Book Review: Simona L. Brickers

levineSimona L. Brickers, my colleague on the board at Not in Our Town Princeton, reviewed this book by Caroline Levine. Thank you, Simona, for drawing my attention to Forms: Whole, Rhythms, Hierarchy, Networks (192 pages, $19.95, Princeton University Press).

Levine’s book is a fascinating journey through Forms, defined as the “fluid overlap of social and cultural order, patterns, and shape that open up to the “generalizable understanding of political power” (Chapter 1).  It brings together, nicely outlined, literary work by Charlotte Brontë, Charles Dickens, Jacques Derrida, and Ralph Waldo Emerson along with many others. It weaves the literary examples into accounts of lived examples of institutionalized, systemic, freedoms and constraints that influence social collaboration and chaos.

In relating the act of punishment to rhythm, Levine highlights African music as repetitive, cyclical, polyrhythmic and dialogic and expressing pleasures that produce a participatory and embodied collective singing.  Rhythms turned out to be the repressive form used against African captives by slave masters to impose solidarity, control, and subjugations through chain gang songs (Chapter 3).

Levine’s central concern, as reflected in her title (Forms: Whole, Rhythm, Hierarchy, Network), was to present a platform to explore the phenomenon called “path dependency.”  Path dependence is learned helplessness depicted as a systematic composition that constricts diversity (race and gender) with barriers that prohibit reversal because of social and organizational cost.  The mechanism of sex is a device that produces hierarchical distinction (Chapter 4). The implicit disconnect in the various forms creates constraints and differences. Various forms overlap and intersect. They travel and influence political policies in particular historical contexts (Chapter 1). 
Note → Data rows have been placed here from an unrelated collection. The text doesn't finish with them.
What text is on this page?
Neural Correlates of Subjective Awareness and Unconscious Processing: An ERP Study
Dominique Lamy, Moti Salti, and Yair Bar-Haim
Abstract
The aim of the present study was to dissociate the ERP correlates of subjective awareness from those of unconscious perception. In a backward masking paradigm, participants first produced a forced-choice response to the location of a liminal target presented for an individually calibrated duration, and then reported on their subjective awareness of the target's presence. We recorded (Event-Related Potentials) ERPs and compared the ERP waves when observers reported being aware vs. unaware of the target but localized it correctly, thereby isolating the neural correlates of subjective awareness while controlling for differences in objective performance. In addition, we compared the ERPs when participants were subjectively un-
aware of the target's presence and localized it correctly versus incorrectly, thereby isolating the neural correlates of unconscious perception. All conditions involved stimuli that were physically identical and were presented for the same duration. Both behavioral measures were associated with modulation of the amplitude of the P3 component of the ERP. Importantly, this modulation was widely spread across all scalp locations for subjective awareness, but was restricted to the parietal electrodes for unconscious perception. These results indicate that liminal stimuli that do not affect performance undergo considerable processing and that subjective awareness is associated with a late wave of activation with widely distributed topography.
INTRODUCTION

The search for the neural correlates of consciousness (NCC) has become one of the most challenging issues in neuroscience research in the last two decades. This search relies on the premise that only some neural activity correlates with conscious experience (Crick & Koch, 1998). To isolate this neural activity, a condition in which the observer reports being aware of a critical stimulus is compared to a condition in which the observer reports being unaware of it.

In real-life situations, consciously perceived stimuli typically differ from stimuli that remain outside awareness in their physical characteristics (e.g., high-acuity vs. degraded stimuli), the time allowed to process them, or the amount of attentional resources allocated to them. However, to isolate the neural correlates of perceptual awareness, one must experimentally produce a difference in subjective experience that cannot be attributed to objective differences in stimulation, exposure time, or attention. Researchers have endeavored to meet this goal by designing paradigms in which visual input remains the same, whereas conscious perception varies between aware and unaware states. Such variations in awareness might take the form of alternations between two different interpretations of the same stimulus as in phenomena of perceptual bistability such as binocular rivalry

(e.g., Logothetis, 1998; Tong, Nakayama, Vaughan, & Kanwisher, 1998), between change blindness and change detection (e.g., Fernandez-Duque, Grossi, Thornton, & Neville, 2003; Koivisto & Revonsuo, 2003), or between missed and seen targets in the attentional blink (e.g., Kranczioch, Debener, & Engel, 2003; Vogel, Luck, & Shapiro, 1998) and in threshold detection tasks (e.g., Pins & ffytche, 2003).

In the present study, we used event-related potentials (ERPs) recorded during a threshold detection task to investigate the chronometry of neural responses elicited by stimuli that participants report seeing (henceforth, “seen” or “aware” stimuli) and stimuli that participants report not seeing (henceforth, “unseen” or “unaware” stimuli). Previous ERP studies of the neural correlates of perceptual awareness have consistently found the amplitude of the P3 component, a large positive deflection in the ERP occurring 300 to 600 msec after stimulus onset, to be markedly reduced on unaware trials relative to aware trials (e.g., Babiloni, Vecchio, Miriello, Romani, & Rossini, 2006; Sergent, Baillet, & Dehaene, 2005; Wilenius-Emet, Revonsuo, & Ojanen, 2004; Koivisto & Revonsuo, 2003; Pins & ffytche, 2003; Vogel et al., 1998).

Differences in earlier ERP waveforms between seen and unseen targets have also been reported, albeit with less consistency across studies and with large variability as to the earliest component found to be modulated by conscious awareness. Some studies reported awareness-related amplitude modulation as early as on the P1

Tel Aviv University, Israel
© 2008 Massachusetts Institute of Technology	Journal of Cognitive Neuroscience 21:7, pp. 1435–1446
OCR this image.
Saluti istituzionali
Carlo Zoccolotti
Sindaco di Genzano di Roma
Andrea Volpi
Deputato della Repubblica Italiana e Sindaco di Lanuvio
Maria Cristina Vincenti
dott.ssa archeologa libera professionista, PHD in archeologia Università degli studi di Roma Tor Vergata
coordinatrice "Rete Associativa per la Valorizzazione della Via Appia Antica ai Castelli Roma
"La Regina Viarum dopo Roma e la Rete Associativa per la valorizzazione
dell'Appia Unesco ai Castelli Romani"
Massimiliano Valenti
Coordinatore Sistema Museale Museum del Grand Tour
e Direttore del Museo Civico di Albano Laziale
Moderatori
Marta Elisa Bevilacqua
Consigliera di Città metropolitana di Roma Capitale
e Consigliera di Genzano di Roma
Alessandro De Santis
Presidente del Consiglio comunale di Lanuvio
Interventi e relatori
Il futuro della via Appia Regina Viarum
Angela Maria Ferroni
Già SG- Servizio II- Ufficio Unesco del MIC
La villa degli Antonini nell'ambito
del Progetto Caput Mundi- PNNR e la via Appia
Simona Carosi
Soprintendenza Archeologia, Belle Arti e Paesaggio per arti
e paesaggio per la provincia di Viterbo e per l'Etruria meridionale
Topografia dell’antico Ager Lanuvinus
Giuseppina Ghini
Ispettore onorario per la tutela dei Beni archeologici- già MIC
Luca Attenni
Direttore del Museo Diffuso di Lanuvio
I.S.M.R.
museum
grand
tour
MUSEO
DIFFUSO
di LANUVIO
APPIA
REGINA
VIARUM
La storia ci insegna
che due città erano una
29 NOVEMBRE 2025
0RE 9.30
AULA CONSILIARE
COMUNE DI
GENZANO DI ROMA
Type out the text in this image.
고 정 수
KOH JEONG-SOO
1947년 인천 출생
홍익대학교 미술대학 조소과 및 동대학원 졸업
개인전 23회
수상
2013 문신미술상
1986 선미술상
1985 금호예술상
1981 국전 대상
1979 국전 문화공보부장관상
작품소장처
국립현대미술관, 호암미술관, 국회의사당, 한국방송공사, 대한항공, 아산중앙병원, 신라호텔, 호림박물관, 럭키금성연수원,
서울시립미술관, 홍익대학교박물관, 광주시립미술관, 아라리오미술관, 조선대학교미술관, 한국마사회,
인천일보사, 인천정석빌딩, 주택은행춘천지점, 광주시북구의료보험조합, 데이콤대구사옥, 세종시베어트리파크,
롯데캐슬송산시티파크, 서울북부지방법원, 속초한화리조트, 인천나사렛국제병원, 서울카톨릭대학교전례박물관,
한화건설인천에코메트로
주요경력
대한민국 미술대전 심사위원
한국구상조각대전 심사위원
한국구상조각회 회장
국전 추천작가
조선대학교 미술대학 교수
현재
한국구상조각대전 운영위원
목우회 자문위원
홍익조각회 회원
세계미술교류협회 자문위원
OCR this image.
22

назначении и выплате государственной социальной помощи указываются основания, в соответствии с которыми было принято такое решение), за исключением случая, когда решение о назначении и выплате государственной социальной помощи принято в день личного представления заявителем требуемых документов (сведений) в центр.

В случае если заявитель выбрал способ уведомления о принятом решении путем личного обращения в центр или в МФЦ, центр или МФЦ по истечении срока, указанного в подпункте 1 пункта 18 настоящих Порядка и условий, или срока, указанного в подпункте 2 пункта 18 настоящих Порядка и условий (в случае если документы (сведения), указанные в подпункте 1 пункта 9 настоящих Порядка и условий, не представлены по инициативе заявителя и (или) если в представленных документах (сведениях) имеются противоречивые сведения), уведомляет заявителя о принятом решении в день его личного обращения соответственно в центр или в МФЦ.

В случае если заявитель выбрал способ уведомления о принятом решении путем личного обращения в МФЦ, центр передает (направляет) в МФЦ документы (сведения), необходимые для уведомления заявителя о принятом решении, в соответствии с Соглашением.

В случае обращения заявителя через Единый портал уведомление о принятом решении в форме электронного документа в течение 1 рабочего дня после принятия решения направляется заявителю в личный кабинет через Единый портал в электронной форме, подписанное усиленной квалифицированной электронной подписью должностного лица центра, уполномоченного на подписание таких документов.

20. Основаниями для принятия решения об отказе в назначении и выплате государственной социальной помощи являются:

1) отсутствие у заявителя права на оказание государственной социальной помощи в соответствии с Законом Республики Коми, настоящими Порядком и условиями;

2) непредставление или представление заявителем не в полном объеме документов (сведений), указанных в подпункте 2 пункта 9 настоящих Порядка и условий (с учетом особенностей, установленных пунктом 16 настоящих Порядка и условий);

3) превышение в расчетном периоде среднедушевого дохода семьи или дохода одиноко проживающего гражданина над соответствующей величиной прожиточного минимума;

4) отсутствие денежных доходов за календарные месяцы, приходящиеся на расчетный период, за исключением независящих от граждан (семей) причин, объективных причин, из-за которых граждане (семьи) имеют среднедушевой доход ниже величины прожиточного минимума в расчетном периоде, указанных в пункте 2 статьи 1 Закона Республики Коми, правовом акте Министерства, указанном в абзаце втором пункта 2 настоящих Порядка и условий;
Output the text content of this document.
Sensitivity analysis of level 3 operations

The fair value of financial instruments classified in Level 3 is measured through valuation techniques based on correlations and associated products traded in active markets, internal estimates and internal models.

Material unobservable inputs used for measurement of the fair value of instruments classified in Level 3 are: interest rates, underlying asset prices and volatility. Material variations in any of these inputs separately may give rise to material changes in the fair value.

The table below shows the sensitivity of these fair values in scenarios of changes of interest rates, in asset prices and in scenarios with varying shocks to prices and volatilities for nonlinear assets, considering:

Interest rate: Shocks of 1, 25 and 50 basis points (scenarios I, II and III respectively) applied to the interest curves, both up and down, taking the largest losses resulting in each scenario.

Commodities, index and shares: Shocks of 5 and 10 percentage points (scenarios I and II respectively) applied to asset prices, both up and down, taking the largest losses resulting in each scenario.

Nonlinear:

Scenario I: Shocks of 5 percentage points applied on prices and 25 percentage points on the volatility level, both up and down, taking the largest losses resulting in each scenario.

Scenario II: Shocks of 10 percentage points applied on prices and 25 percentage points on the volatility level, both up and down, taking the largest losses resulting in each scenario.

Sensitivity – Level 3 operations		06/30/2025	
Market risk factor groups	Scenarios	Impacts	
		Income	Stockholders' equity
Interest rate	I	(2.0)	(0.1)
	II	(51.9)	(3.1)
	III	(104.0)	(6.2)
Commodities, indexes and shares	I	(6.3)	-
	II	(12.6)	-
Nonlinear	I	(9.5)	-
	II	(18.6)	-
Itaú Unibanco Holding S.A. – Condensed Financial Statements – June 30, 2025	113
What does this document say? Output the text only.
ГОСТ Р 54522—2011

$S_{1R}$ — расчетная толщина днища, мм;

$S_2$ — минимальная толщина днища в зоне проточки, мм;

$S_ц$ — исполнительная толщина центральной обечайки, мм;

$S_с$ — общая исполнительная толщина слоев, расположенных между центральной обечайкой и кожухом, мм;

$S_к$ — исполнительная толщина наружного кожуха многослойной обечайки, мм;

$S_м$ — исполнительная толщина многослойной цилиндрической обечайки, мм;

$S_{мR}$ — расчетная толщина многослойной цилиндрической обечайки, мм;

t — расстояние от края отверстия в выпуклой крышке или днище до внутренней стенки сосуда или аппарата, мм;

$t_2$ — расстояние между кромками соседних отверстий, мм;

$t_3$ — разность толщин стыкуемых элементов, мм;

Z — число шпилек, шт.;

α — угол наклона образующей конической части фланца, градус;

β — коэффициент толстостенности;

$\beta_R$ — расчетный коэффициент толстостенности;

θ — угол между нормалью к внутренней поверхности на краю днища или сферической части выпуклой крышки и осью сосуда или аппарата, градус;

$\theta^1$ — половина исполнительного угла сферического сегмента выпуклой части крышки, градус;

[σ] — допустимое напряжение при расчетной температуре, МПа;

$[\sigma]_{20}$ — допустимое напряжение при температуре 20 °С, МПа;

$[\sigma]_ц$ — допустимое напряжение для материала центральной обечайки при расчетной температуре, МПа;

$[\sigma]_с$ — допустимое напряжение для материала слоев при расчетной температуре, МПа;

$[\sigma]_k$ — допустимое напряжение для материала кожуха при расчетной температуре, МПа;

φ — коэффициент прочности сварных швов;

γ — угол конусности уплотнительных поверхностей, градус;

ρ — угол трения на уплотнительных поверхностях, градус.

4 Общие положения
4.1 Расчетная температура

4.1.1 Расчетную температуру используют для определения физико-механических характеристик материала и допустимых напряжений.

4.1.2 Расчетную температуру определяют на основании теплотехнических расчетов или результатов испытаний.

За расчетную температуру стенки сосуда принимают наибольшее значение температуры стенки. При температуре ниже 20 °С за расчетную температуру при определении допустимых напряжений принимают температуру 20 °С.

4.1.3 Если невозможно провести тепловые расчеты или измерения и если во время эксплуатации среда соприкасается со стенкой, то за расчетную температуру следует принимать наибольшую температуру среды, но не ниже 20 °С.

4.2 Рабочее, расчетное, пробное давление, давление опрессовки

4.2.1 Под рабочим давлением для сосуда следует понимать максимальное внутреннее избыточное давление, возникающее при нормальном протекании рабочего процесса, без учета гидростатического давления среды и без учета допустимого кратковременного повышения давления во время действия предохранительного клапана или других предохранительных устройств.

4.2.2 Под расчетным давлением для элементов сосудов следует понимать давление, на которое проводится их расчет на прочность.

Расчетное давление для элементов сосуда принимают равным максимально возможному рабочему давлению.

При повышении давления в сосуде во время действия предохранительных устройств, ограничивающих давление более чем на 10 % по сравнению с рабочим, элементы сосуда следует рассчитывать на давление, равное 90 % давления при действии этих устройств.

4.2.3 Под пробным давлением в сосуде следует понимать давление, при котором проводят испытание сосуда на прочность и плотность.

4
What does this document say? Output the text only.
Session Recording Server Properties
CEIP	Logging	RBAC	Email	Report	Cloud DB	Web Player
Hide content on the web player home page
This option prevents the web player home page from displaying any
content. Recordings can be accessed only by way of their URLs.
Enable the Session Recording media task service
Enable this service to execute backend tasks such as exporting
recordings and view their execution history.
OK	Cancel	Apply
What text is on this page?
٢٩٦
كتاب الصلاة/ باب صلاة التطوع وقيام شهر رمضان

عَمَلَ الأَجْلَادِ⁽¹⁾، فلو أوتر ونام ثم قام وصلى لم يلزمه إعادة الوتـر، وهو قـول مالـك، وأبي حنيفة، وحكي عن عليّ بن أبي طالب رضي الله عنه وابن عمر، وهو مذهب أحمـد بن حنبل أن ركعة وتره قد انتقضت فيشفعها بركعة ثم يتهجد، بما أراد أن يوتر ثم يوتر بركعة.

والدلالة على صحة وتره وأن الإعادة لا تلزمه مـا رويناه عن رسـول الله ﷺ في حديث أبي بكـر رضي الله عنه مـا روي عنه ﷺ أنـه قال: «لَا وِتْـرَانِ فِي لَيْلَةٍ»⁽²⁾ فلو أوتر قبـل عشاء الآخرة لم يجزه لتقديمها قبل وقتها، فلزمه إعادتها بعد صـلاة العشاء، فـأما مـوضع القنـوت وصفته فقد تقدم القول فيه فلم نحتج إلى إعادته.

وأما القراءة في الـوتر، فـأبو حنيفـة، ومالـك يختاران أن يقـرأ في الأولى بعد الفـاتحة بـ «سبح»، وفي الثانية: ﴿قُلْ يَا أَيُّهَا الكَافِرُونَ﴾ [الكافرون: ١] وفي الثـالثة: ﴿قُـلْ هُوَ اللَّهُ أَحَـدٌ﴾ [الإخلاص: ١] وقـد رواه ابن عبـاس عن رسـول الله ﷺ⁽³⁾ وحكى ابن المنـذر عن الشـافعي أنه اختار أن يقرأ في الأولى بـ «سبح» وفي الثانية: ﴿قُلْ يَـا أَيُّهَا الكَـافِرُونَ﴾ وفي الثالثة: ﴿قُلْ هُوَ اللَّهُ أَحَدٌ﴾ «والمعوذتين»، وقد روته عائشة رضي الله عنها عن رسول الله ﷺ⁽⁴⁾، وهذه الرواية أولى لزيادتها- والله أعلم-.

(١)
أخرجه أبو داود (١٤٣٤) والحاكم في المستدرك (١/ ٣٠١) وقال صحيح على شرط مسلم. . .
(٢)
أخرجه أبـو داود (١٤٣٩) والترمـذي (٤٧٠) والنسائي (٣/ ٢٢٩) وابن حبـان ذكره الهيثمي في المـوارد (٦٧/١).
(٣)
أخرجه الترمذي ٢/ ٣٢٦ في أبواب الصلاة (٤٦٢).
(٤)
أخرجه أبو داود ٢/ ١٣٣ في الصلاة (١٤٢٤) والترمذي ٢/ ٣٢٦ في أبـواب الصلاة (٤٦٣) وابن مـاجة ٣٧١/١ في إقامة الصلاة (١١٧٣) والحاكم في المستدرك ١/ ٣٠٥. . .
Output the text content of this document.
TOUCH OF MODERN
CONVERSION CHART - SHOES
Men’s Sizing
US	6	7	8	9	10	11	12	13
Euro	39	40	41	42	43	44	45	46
Nevertheless, the whole theoretical concept is misleading when it is carefully examined to reveal the social advantages that differ according to the traditional rhythms of the hierarchical color-coded network . Levine quotes Derrida’s work because the desire for bounded wholeness has grave political consequences (Chapter 2). Levine addressed the underpinning of social order, pattern, and shape by examining the dysfunction of forms. She also studied how the web translates into “literature as landmarks,” depicted as advanced transgression.  “Repetitive temporal patterns impose constraints across social life…standard repetition, durations, and arcs of development organize our experiences of everything from sleep and sex to governments and the global economy (Chapter 3).

 Levine writes brilliantly. Each word captures an essence of social order, patterns, and shapes (norms) that have become invisible, taken for granted without acknowledgement of the transhistorical or macro-environmental influences on society and the policies governing our daily routines.  The reader learns that we are not authentic — but domesticated, trained to behave, believe, and act according to a socialized outline that serves some differently than others , with no regard to how overlapping forms influence injustice.

Her masterful last chapter discusses The Wire (2002-2008),  the David Simon HBO series. This conventional cop drama exploration of the ways that social experience is structured within African American communities (Chapter 5).  The Wire rendered radically unpredictable and overlapping social forms. Levine ends the book by leading readers to contemplate the unsettled, unexpected and bewildering effects of an ideologically coherent society with power lodged in the hands of a few.  The challenge is self-reflective, aiming to push the reader to seek beyond what is controlled by a few — the societal whole, rhythms, hierarchies, and networks that influence social order, patterns, and shape individual and collective Forms.

Levine asked this question on page 18: “Which form do we wish to see governing social life, then and which forms of protect or resistance actually succeed at dismantling unjust, entrenched arrangements?”

The book is a masterpiece. It offers an opportunity to read, reread, and discuss the forms that are accepted as “unchangeable.”